In his book Tulsa (1971), Larry Clark infamously wrote: “once the needle goes in it never comes out.” At that point he was almost a decade removed from shooting amphetamine every day as a teenager. His early photographic work was praised for its authenticity; and it was frequently noted that the artist was an active participant in all he documented. As he expanded into collage and film, what was once freshly autobiographic became inexorably blurred with the ache of nostalgia. This perplexing exhibition, “they thought I were but I aren’t anymore . . . ,” appeared to be castoffs from shipping containers headed for a museum retrospective: a few early black-and-white photographs, some new color portraits, a handful of relatively recent large collages and, most bewilderingly, four oil paintings—shown publicly for the first time.

The glorious and inglorious acts of youth—and some of the inevitably dire consequences—have remained at the heart of Clark’s oeuvre. After almost 40 years of collaging older photos into new tableaux, his tactics give the impression of an artist wrestling with his own fixations and the subsequent mess he’s obsessively accumulated. In the 11½-foot-long collage I want a baby before u die (2010), a print of a woman’s pubic hair, with the tattooed name “Larry” lurking above, anchors a barrage of debris: scraps of memorabilia with images of Marilyn Monroe and Bob Dylan, a little reproduction of Botticelli’s Portrait of a Young Man (1483), newspaper clippings recounting tragic teen violence, snapshots of kids having sex. Some old muses intermingle with new ones. A smiling young Latino’s face from Tulsa is echoed in the intense gaze of a crouching naked Jonathan Velasquez—the young star of Clark’s 2005 film Wassup Rockers—whose head casts an alluring profile in shadow. This oddly poetic assemblage belies its own disarray and strikes a delicately elegiac tone. Much like Dylan’s classic song “Tangled Up in Blue,” the narrative shifts in time and perspective, but the different pieces flow into a consistent hue.

Yet, some of the stories Clark attempts to tell through collage can leave one with nothing but the sketchiest of details and a dull queasiness. Knoxville (homage to Brad Renfro), 2011, with its relentless barrage of small color photos documenting the troubled actor bloated, shirtless and obviously in the throes of an addiction that would ultimately take his life, veers troublingly close to exploitation.

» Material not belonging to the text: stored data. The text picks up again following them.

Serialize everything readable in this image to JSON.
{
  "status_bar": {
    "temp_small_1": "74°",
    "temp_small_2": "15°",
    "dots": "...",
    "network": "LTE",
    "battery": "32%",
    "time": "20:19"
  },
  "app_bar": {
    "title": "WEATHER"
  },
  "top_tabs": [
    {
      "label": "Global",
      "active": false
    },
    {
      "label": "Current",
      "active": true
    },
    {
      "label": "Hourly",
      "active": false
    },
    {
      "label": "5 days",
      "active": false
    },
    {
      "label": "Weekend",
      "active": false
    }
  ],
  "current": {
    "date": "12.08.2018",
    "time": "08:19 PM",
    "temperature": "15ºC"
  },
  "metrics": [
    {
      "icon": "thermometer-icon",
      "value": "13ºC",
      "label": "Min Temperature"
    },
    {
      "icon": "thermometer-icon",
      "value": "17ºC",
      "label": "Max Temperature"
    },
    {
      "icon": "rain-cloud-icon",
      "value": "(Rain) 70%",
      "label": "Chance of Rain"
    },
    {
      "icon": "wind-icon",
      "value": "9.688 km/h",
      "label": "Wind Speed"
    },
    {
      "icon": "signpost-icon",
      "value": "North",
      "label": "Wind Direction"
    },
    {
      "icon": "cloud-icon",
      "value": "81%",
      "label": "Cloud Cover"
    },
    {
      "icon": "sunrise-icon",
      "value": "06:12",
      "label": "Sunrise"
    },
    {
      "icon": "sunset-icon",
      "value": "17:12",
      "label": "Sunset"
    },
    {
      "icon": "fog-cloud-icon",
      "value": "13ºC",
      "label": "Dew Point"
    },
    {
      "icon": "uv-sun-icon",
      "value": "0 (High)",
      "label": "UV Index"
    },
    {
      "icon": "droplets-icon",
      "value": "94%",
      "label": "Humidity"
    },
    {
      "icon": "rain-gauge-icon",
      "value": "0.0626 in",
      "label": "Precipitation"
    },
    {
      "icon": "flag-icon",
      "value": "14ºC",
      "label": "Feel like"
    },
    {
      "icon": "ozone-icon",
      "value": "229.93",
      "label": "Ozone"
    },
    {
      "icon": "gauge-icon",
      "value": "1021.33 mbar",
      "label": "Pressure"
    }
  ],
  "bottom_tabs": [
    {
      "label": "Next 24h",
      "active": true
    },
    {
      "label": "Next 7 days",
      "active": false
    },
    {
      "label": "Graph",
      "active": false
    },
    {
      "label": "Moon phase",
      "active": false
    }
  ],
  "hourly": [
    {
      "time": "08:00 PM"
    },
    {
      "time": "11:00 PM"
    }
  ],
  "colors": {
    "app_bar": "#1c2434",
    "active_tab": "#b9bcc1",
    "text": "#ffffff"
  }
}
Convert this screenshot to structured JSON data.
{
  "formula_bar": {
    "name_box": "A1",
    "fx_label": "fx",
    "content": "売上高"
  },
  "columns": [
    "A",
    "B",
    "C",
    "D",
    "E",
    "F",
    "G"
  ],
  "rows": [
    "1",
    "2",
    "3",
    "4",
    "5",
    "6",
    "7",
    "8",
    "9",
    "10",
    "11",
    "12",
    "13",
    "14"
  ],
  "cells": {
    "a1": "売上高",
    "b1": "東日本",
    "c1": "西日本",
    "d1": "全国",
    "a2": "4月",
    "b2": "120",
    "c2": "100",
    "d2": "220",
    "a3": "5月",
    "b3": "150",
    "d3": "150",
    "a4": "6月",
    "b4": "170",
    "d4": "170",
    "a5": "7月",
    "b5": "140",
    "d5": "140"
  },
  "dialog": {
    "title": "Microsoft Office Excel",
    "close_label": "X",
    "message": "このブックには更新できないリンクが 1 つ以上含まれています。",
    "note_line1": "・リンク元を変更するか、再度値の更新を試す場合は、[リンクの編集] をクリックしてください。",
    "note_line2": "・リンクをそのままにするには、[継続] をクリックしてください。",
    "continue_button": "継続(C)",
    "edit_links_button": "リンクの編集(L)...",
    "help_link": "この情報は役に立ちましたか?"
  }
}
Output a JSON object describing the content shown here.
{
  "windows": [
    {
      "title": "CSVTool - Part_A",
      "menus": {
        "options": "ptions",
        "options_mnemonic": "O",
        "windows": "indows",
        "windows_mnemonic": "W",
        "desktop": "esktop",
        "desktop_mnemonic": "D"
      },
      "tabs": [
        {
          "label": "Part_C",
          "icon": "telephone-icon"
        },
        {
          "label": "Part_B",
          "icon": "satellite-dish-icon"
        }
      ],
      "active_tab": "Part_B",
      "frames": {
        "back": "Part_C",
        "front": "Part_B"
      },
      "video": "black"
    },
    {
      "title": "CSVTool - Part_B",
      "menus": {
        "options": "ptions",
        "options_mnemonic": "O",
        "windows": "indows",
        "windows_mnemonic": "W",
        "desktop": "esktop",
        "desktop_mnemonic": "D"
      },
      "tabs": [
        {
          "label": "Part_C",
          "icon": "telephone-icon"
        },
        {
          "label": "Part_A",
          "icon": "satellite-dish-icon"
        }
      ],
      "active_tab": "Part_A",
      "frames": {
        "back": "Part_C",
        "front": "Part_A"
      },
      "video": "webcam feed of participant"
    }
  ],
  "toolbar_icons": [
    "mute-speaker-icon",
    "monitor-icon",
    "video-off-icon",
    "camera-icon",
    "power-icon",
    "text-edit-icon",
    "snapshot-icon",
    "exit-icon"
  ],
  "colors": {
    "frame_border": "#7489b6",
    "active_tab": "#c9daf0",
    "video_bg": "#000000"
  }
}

One wonders whether such sheer brutality is an appropriate tribute to the artist’s compatriot or if there is at the very least some sort of survivor’s guilt at play.

Clark’s paintings, while clumsily compelling, remain difficult to grasp outside the context of his entire modus operandi. The abstract construct of a painting by its very nature seems less exploitive than photography. A painting can often magically suspend or even transcend time, while a photograph almost always affixes a specific moment. In Jonathan (1), 2014, Clark poses his subject against a vibrant yellow and green lushness. His shadowed profile here is distressed by drips of yellow paint. The impasto surface and figurative smears evoke vague traces of Albert Oehlen, New Imagists and an earnest first-year art student dabbling in eroticism. Clark is striving for a timelessness, but what he ultimately achieves is a charming failure. Since his renegade imagery became consumed and co-opted by mass media it would be foolhardy to simply dismiss these efforts as an avaricious attempt to be on trend in the Chelsea marketplace. Clark’s motivations may be sordid at times, but never simply monetary. Still, one wonders why Clark didn’t just show his paintings on their own. Perhaps that would’ve been the defiant act of an old artist’s latest youthful stab at freedom.